I write occasional articles about Minnesota’s history for our magazine, Thinking Minnesota. In the course of doing so, I often write more material than I have room for, as was the case with my article about the “Minnesota Massacre” of 1978 in the Winter 2024 issue. Specifically, I had to cut out much of the discussion of the rise and fall of Wendell Anderson, the governor who was in the running for Vice President in 1976, the Senate in 1978, and never held elected office again.

Minnesota governor Wendell Anderson’s future looked bright in 1974. 

Elected in 1970, the 37-year-old former Gopher and Olympic hockey player from St. Paul’s East Side faced a Legislature controlled by ‘conservatives’ (legislators were elected on a nonpartisan ballot until 1974). To sell his plan to dramatically increase state personal and corporate income, liquor and cigarette, and the sales tax by $588 million to fund K-12 schools to reduce their dependence on locally levied property taxes and narrow funding disparities, he barnstormed the state and fought through a 157-day special session, the longest in state history. He succeeded in 1971 in what was dubbed the ‘Minnesota Miracle.’ 

The following year, ‘liberal’ legislative candidates bucked a national blowout, seizing control of both houses for the first time in state history. The DFL ‘trifecta’ passed what one journalist called “a torrent of environmental, labor and consumer legislation that had been bottled up for years.”

The nation noticed. In 1973, Anderson made the cover of Time magazine. “Like the state itself, Anderson can sometimes seem almost too good to be true,” Time gushed. “The son of a meat packer, he is something of a populist, an anti-elitist and egalitarian. He has athletic dash and youthful charm that make many of his constituents think of a Midwestern Kennedy.” “Some think that Anderson’s future may be larger than Minnesota,” the article teased. He was re-elected in a landslide in 1974, winning every county in the state, the first candidate to do so since 1916.

The Vice President

And then he started to push just a little too hard. Anderson was among those who thought that his future may be larger than Minnesota. He devoted much of his second inaugural address to foreign policy, defense, and global energy, puzzling his audience. Asked at the 1976 Democratic National Convention whether he would be interested in serving as Jimmy Carter’s running mate, Anderson responded: “If it were offered to me, I’d think very seriously about it for two or three seconds, and then say yes.” Carter offered the slot to fellow Minnesotan, Senator Walter Mondale, instead. 

The Senator

Carter’s victory left Mondale’s Senate seat open. Anticipating this, the Minnesota Senate twice passed a bill providing for a special election, but House DFLers blocked it. Anderson took his chance, resigning the governorship with the understanding that Lt.

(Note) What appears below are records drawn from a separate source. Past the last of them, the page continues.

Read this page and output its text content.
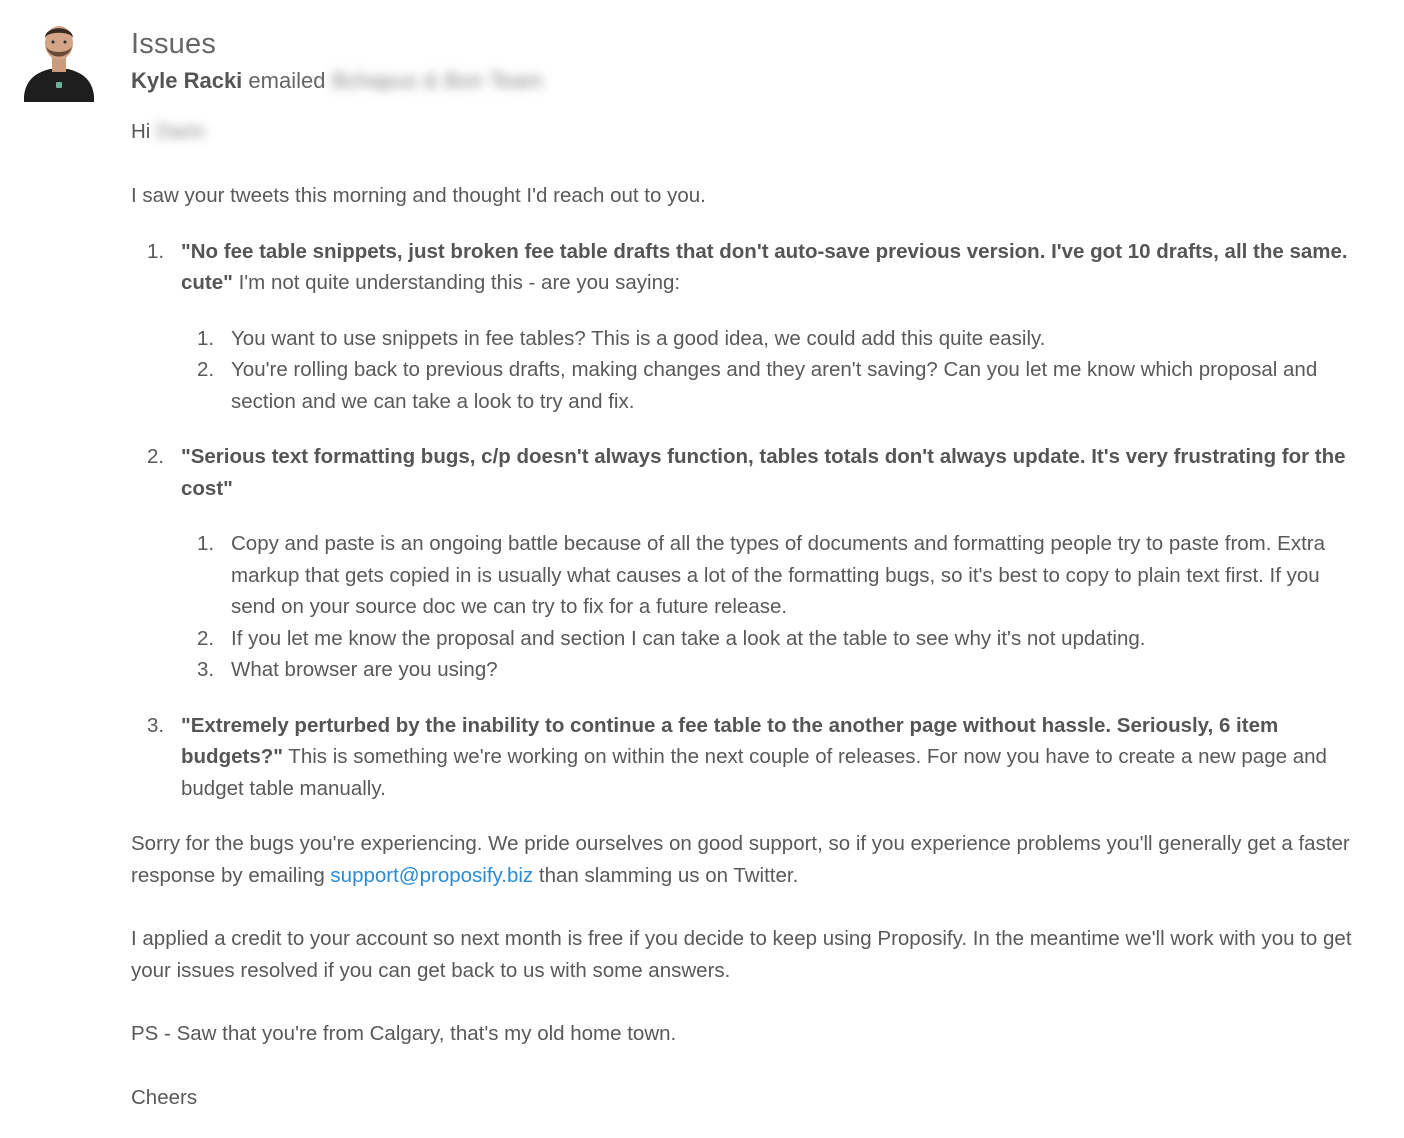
Issues
Kyle Racki emailed Bchapus & Bon Team

Hi Darin

I saw your tweets this morning and thought I'd reach out to you.

1. "No fee table snippets, just broken fee table drafts that don't auto-save previous version. I've got 10 drafts, all the same. cute" I'm not quite understanding this - are you saying:
1. You want to use snippets in fee tables? This is a good idea, we could add this quite easily.
2. You're rolling back to previous drafts, making changes and they aren't saving? Can you let me know which proposal and section and we can take a look to try and fix.
2. "Serious text formatting bugs, c/p doesn't always function, tables totals don't always update. It's very frustrating for the cost"
1. Copy and paste is an ongoing battle because of all the types of documents and formatting people try to paste from. Extra markup that gets copied in is usually what causes a lot of the formatting bugs, so it's best to copy to plain text first. If you send on your source doc we can try to fix for a future release.
2. If you let me know the proposal and section I can take a look at the table to see why it's not updating.
3. What browser are you using?
3. "Extremely perturbed by the inability to continue a fee table to the another page without hassle. Seriously, 6 item budgets?" This is something we're working on within the next couple of releases. For now you have to create a new page and budget table manually.

Sorry for the bugs you're experiencing. We pride ourselves on good support, so if you experience problems you'll generally get a faster response by emailing support@proposify.biz than slamming us on Twitter.

I applied a credit to your account so next month is free if you decide to keep using Proposify. In the meantime we'll work with you to get your issues resolved if you can get back to us with some answers.

PS - Saw that you're from Calgary, that's my old home town.

Cheers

Gov. Rudy Perpich, now Governor, would appoint him to fill the vacancy, which he did. By a 4-1 margin, those polled by the Minneapolis Tribune in December said they wanted the seat filled by a special election, not appointment. 

“It will be a tough campaign,” Anderson said, already looking ahead to his reelection, “but I think I can establish a good-enough record so that I’ll receive a positive response…I’m not at all afraid of a primary and general election.”

As unpopular as this was, it looked worse when, following Hubert Humphrey’s death in January, 1978, Perpich appointed his widow Muriel to finish his term. It was unclear whether she was simply a caretaker. When asked whether she would run for reelection in November, she said “That’s too far ahead for anyone to be thinking about right now…If I do a good job that’s my goal.”

Perpich had “double-crossed the people of Minnesota,” GOP 3rd District Rep. Bill Frenzel charged, noting that “three Minnesota senators-Mondale, Wendell Anderson, and Mrs. Humphrey-were appointed and that the last two had been appointed by an unelected governor.” With both Senate seats and the governorship held by appointees going into a year when all were up for election, Minnesota’s Independent-Republicans (IRs) put up billboards at Halloween reading: “The DFL is going to face something scary — an election”.

The result, as I noted in the magazine last year, was that the GOP:

…picked up 32 [House seats] for a 67-67 tie. “[W]e couldn’t believe the actual numbers when they started to come in,” IR House Minority Leader Henry Savelkoul said, adding, “We won seats that I didn’t think we had a chance to win.” Furthermore, Quie, Boschwitz, and Durenberger all won. It was the first time the party had held all three offices since 1948.

After losing to Rudy Boschwitz and just two years after flirting with the Vice Presidency, former governor Wendell Anderson’s political career was over.